W filmowej światoopowieści są również rozważane na zasadzie analogii motywy istotne w twórczości Boscha – jednym z najważniejszych jest nagość. W lewej części tryptyku ukazującej Raj widzimy węża owijającego się wokół drzewa poznania dobra i zła. Pierwsi ludzie byli nadzy, a zasłonięcie ciała to efekt skosztowania zakazanego owocu, piętno grzechu. Nagość niewątpliwie podlega w obrazie kategoryzacji: czy w malarskim ujęciu jest niemoralna, skażona grzeszną naturą człowieka, a bezwstydność została napiętnowana? Czy raczej jest tak, jak sugeruje odczytanie Claudii: przekroczenie granic wstydu między kochankami świadczy o powrocie do stanu naturalności, do Edenu? Filmowi protagoniści wzajemnie uczą się wspólnego bycia nago.

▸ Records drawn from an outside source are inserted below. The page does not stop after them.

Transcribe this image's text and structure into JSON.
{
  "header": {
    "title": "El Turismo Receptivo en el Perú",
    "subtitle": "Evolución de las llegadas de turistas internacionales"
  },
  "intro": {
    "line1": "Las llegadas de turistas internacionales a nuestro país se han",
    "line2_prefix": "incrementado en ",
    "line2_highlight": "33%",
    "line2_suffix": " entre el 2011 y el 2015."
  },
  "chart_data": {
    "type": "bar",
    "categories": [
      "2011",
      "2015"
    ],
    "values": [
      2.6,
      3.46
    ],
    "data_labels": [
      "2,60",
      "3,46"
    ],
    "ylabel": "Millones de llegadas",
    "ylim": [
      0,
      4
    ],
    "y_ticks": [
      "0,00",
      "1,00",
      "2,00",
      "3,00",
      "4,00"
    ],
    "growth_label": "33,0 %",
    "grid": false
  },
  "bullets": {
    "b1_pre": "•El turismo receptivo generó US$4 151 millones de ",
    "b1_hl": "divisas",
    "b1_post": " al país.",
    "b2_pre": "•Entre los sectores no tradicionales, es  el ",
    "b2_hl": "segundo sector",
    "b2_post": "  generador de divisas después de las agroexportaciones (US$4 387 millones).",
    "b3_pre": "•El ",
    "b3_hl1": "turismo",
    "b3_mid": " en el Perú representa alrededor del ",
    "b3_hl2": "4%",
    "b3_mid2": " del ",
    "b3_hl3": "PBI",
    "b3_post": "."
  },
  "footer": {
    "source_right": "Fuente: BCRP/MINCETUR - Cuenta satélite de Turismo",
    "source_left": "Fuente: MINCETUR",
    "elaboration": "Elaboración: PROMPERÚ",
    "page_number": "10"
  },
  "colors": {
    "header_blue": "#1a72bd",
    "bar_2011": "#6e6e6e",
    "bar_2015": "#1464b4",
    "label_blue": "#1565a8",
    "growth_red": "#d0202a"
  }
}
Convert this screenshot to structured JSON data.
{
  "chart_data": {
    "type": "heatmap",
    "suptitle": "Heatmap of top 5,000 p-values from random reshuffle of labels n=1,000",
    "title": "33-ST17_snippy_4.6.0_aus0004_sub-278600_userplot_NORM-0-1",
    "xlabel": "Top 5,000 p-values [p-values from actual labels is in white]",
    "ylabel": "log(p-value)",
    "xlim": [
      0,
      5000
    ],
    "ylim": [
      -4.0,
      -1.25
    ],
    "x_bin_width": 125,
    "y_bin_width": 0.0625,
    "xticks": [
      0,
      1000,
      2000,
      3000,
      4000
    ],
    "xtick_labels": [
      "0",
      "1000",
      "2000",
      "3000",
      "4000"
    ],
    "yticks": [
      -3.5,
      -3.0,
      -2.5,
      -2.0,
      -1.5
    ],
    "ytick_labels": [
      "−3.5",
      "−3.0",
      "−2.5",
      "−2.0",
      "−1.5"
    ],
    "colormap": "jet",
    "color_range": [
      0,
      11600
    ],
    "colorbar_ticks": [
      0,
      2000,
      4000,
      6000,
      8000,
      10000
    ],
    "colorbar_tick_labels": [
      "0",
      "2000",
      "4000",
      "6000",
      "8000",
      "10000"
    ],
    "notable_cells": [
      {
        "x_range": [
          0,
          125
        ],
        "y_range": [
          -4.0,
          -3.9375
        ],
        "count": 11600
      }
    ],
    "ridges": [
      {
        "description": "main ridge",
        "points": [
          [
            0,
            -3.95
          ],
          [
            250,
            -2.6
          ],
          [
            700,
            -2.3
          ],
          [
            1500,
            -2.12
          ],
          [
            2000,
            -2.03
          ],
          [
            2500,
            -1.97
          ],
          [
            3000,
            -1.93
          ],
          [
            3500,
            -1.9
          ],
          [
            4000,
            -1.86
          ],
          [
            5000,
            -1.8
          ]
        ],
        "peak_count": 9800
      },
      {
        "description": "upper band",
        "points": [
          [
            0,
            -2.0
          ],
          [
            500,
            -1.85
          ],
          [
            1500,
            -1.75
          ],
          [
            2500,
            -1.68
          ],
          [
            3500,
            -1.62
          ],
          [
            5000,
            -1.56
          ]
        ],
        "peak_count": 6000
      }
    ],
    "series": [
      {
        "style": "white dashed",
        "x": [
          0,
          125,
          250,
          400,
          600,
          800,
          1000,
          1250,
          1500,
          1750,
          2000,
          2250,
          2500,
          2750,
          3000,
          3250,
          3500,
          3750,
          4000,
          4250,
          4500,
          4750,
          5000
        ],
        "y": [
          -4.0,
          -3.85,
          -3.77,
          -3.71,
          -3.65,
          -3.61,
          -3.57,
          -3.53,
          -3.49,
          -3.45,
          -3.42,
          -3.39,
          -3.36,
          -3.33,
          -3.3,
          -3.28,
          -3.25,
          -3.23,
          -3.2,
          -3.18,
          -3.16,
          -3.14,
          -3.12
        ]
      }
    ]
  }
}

Majewski rozwija swój wizualny dyskurs, odwołując się także do innych skojarzeń intertekstualnych.
Bohaterowie filmują się, powtarzając sceny z renesansowych obrazów
źródło: kadr z filmu
Ascetyczny wystrój mieszkania wskazuje, że są to nagrania z początków ich znajomości (jeszcze sprzed kolorystycznej transformacji pod wpływem obrazu Boscha). Filmowy kadr ukazuje parę nagich kochanków w czułych objęciach, u ich stóp leży walizka kojarząca się z muszlą. Claudia stoi wyprostowana, a Chris obejmuje ją od tyłu. Wizualnie ich sylwetki stapiają się, różnica między Ja i nie-Ja zaciera się w miłosnym zjednoczeniu. Układ kompozycji przypomina Narodziny Wenus (ok. 1485) Sandra Botticellego.
Sandro Botticelli, Narodziny Wenus (ok. 1485 roku)

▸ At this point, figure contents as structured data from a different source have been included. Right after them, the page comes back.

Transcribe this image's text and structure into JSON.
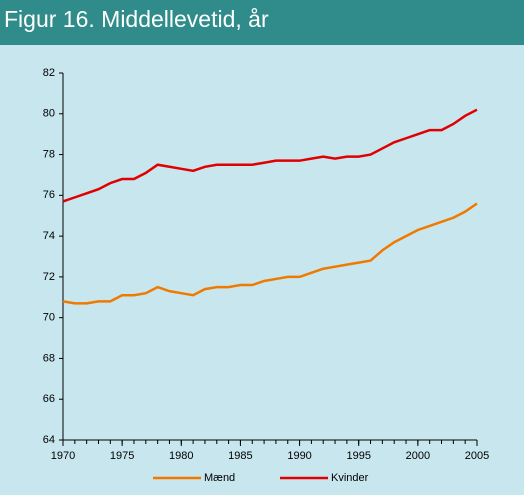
{
  "chart_data": {
    "type": "line",
    "title": "Figur 16. Middellevetid, år",
    "x": [
      1970,
      1971,
      1972,
      1973,
      1974,
      1975,
      1976,
      1977,
      1978,
      1979,
      1980,
      1981,
      1982,
      1983,
      1984,
      1985,
      1986,
      1987,
      1988,
      1989,
      1990,
      1991,
      1992,
      1993,
      1994,
      1995,
      1996,
      1997,
      1998,
      1999,
      2000,
      2001,
      2002,
      2003,
      2004,
      2005
    ],
    "series": [
      {
        "name": "Mænd",
        "color": "#f07a00",
        "values": [
          70.8,
          70.7,
          70.7,
          70.8,
          70.8,
          71.1,
          71.1,
          71.2,
          71.5,
          71.3,
          71.2,
          71.1,
          71.4,
          71.5,
          71.5,
          71.6,
          71.6,
          71.8,
          71.9,
          72.0,
          72.0,
          72.2,
          72.4,
          72.5,
          72.6,
          72.7,
          72.8,
          73.3,
          73.7,
          74.0,
          74.3,
          74.5,
          74.7,
          74.9,
          75.2,
          75.6
        ]
      },
      {
        "name": "Kvinder",
        "color": "#e00000",
        "values": [
          75.7,
          75.9,
          76.1,
          76.3,
          76.6,
          76.8,
          76.8,
          77.1,
          77.5,
          77.4,
          77.3,
          77.2,
          77.4,
          77.5,
          77.5,
          77.5,
          77.5,
          77.6,
          77.7,
          77.7,
          77.7,
          77.8,
          77.9,
          77.8,
          77.9,
          77.9,
          78.0,
          78.3,
          78.6,
          78.8,
          79.0,
          79.2,
          79.2,
          79.5,
          79.9,
          80.2
        ]
      }
    ],
    "xlim": [
      1970,
      2005
    ],
    "xticks": [
      1970,
      1975,
      1980,
      1985,
      1990,
      1995,
      2000,
      2005
    ],
    "ylim": [
      64,
      82
    ],
    "yticks": [
      64,
      66,
      68,
      70,
      72,
      74,
      76,
      78,
      80,
      82
    ],
    "legend": "bottom"
  }
}
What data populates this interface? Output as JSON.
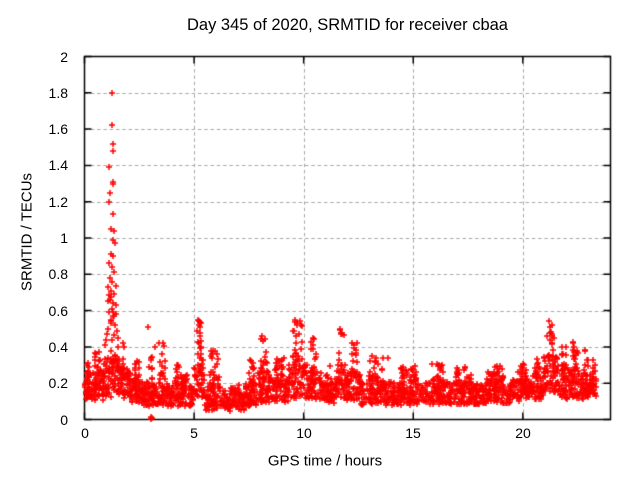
{
  "chart_data": {
    "type": "scatter",
    "title": "Day 345 of 2020, SRMTID for receiver cbaa",
    "xlabel": "GPS time / hours",
    "ylabel": "SRMTID / TECUs",
    "xlim": [
      0,
      24
    ],
    "ylim": [
      0,
      2
    ],
    "xticks": {
      "values": [
        0,
        5,
        10,
        15,
        20
      ],
      "labels": [
        "0",
        "5",
        "10",
        "15",
        "20"
      ]
    },
    "yticks": {
      "values": [
        0,
        0.2,
        0.4,
        0.6,
        0.8,
        1,
        1.2,
        1.4,
        1.6,
        1.8,
        2
      ],
      "labels": [
        "0",
        "0.2",
        "0.4",
        "0.6",
        "0.8",
        "1",
        "1.2",
        "1.4",
        "1.6",
        "1.8",
        "2"
      ]
    },
    "grid": {
      "show": true,
      "color": "#a9a9a9",
      "dash": [
        3.5,
        2.8
      ]
    },
    "axis_color": "#000000",
    "background": "#ffffff",
    "legend": "none",
    "marker": {
      "shape": "plus",
      "color": "#ff0000",
      "size": 7,
      "stroke": 1.5
    },
    "series_name": "SRMTID",
    "seed": 20201345,
    "outlier_points": [
      [
        1.26,
        1.8
      ],
      [
        1.25,
        1.62
      ],
      [
        1.28,
        1.52
      ],
      [
        1.28,
        1.48
      ],
      [
        1.14,
        1.39
      ],
      [
        1.28,
        1.31
      ],
      [
        1.31,
        1.3
      ],
      [
        1.16,
        1.25
      ],
      [
        1.11,
        1.2
      ],
      [
        1.28,
        1.13
      ],
      [
        1.22,
        1.05
      ],
      [
        1.34,
        1.04
      ],
      [
        1.28,
        0.99
      ],
      [
        1.37,
        0.97
      ],
      [
        1.19,
        0.91
      ],
      [
        1.3,
        0.9
      ],
      [
        1.12,
        0.86
      ],
      [
        1.25,
        0.84
      ],
      [
        1.33,
        0.81
      ],
      [
        1.18,
        0.78
      ],
      [
        1.27,
        0.76
      ],
      [
        1.08,
        0.73
      ],
      [
        1.22,
        0.71
      ],
      [
        1.35,
        0.69
      ],
      [
        1.15,
        0.66
      ],
      [
        1.29,
        0.64
      ],
      [
        1.24,
        0.61
      ],
      [
        1.1,
        0.59
      ],
      [
        1.32,
        0.57
      ],
      [
        1.2,
        0.55
      ],
      [
        1.4,
        0.52
      ],
      [
        1.05,
        0.5
      ],
      [
        1.45,
        0.63
      ],
      [
        1.42,
        0.58
      ],
      [
        1.02,
        0.47
      ],
      [
        1.48,
        0.49
      ],
      [
        0.98,
        0.44
      ],
      [
        1.52,
        0.45
      ],
      [
        0.93,
        0.41
      ],
      [
        1.55,
        0.4
      ],
      [
        0.65,
        0.37
      ],
      [
        1.75,
        0.42
      ],
      [
        1.8,
        0.4
      ],
      [
        2.9,
        0.51
      ],
      [
        3.2,
        0.4
      ],
      [
        3.42,
        0.42
      ],
      [
        3.04,
        0.004
      ],
      [
        3.05,
        0.012
      ],
      [
        3.06,
        0.008
      ],
      [
        5.18,
        0.55
      ],
      [
        5.22,
        0.52
      ],
      [
        5.12,
        0.49
      ],
      [
        5.25,
        0.46
      ],
      [
        5.95,
        0.38
      ],
      [
        7.55,
        0.33
      ],
      [
        8.1,
        0.46
      ],
      [
        8.15,
        0.43
      ],
      [
        9.62,
        0.55
      ],
      [
        9.68,
        0.52
      ],
      [
        9.55,
        0.49
      ],
      [
        9.8,
        0.47
      ],
      [
        10.42,
        0.45
      ],
      [
        11.68,
        0.5
      ],
      [
        11.72,
        0.47
      ],
      [
        12.2,
        0.42
      ],
      [
        13.85,
        0.34
      ],
      [
        16.3,
        0.3
      ],
      [
        21.18,
        0.54
      ],
      [
        21.22,
        0.51
      ],
      [
        21.3,
        0.48
      ],
      [
        21.1,
        0.46
      ],
      [
        21.4,
        0.45
      ],
      [
        22.3,
        0.42
      ],
      [
        22.35,
        0.4
      ],
      [
        22.85,
        0.38
      ]
    ],
    "band_segments": [
      [
        0.0,
        0.3,
        40,
        0.09,
        0.25,
        0.31
      ],
      [
        0.3,
        0.9,
        70,
        0.09,
        0.27,
        0.38
      ],
      [
        0.9,
        1.6,
        90,
        0.1,
        0.35,
        0.75
      ],
      [
        1.6,
        2.1,
        60,
        0.1,
        0.28,
        0.42
      ],
      [
        2.1,
        2.7,
        70,
        0.08,
        0.22,
        0.33
      ],
      [
        2.7,
        3.3,
        70,
        0.06,
        0.2,
        0.4
      ],
      [
        3.3,
        3.8,
        55,
        0.07,
        0.22,
        0.42
      ],
      [
        3.8,
        5.0,
        130,
        0.06,
        0.2,
        0.3
      ],
      [
        5.0,
        5.45,
        60,
        0.1,
        0.35,
        0.56
      ],
      [
        5.45,
        6.4,
        100,
        0.04,
        0.18,
        0.38
      ],
      [
        6.4,
        7.3,
        90,
        0.04,
        0.14,
        0.22
      ],
      [
        7.3,
        7.9,
        65,
        0.06,
        0.2,
        0.33
      ],
      [
        7.9,
        8.5,
        70,
        0.08,
        0.26,
        0.47
      ],
      [
        8.5,
        9.3,
        85,
        0.08,
        0.22,
        0.34
      ],
      [
        9.3,
        10.15,
        95,
        0.1,
        0.3,
        0.56
      ],
      [
        10.15,
        10.8,
        70,
        0.1,
        0.26,
        0.45
      ],
      [
        10.8,
        11.4,
        65,
        0.08,
        0.2,
        0.32
      ],
      [
        11.4,
        12.05,
        70,
        0.09,
        0.27,
        0.5
      ],
      [
        12.05,
        12.6,
        60,
        0.09,
        0.25,
        0.43
      ],
      [
        12.6,
        14.0,
        140,
        0.07,
        0.21,
        0.35
      ],
      [
        14.0,
        15.6,
        160,
        0.07,
        0.2,
        0.3
      ],
      [
        15.6,
        16.6,
        100,
        0.07,
        0.21,
        0.31
      ],
      [
        16.6,
        18.0,
        140,
        0.07,
        0.2,
        0.29
      ],
      [
        18.0,
        19.5,
        150,
        0.08,
        0.2,
        0.3
      ],
      [
        19.5,
        20.4,
        90,
        0.09,
        0.22,
        0.32
      ],
      [
        20.4,
        20.95,
        60,
        0.1,
        0.24,
        0.35
      ],
      [
        20.95,
        21.65,
        80,
        0.12,
        0.35,
        0.55
      ],
      [
        21.65,
        22.1,
        55,
        0.1,
        0.28,
        0.4
      ],
      [
        22.1,
        22.65,
        60,
        0.1,
        0.28,
        0.43
      ],
      [
        22.65,
        23.1,
        55,
        0.1,
        0.26,
        0.4
      ],
      [
        23.1,
        23.35,
        30,
        0.12,
        0.25,
        0.33
      ]
    ]
  }
}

źródło: www.google.com/culturalinstitute
Nie jest to dosłowny cytat, ale swobodna trawestacja. Morze z obrazu renesansowego mistrza uległo semantycznej transpozycji w zwyczajną łazienkę; gest postaci, która niesie materiał, aby zakryć nagie ciało Wenus, został rozwinięty w zachowanie Claudii, która zawstydzona zasłania łono i szybko wyłącza kamerę.
W wizualnej strukturze filmu odnajdziemy także nawiązania do innych dzieł malarskich – na prawach bezpośredniego cytatu (sale National Gallery w Londynie), ale także przez inscenizacje i aluzje, które są niejako zaproszeniem do gry intertekstualnej. Claudia pokazuje Chrisowi inny obraz Boscha – Ukoronowanie cierniem (Chrystus wyśmiewany) z 1510 roku – podkreślając, że artysta zastosował w nim odmienną kompozycję. W innym fragmencie analizuje dyptyk Stefana di Giovanniego (Sassetta) – także późnogotyckiego malarza – Sceny z życia świętego Franciszka lub ewidentnie nawiązując do metody Panofsky’ego, wyjaśnia skodyfikowaną ikonografię zastosowaną przez Jana van Eycka w Portrecie Arnolfinich (1434).
Claudia omawia symbole ukryte w obrazie Jana van Eycka Portret Arnolfinich (1434)
źródło: kadr z filmu
W tkance narracyjnej i estetycznej filmu zostały też swoiście osadzone inne przedstawienia malarskie. Gdy w początkowych scenach bohaterowie przyglądają się wspólnie Portretowi doży Leonarda Loredana (pędzla Giovanniego Belliniego, twórcy weneckiej szkoły kolorystycznej), pojawia się zapowiedź tematu filmu i zostaje ustalona jedna z jego dominant kolorystycznych – błękit. Spójrz na jego oczy, jakie są okrutne – surowość wyroku sądowego. On to śmierć – mówi Claudia.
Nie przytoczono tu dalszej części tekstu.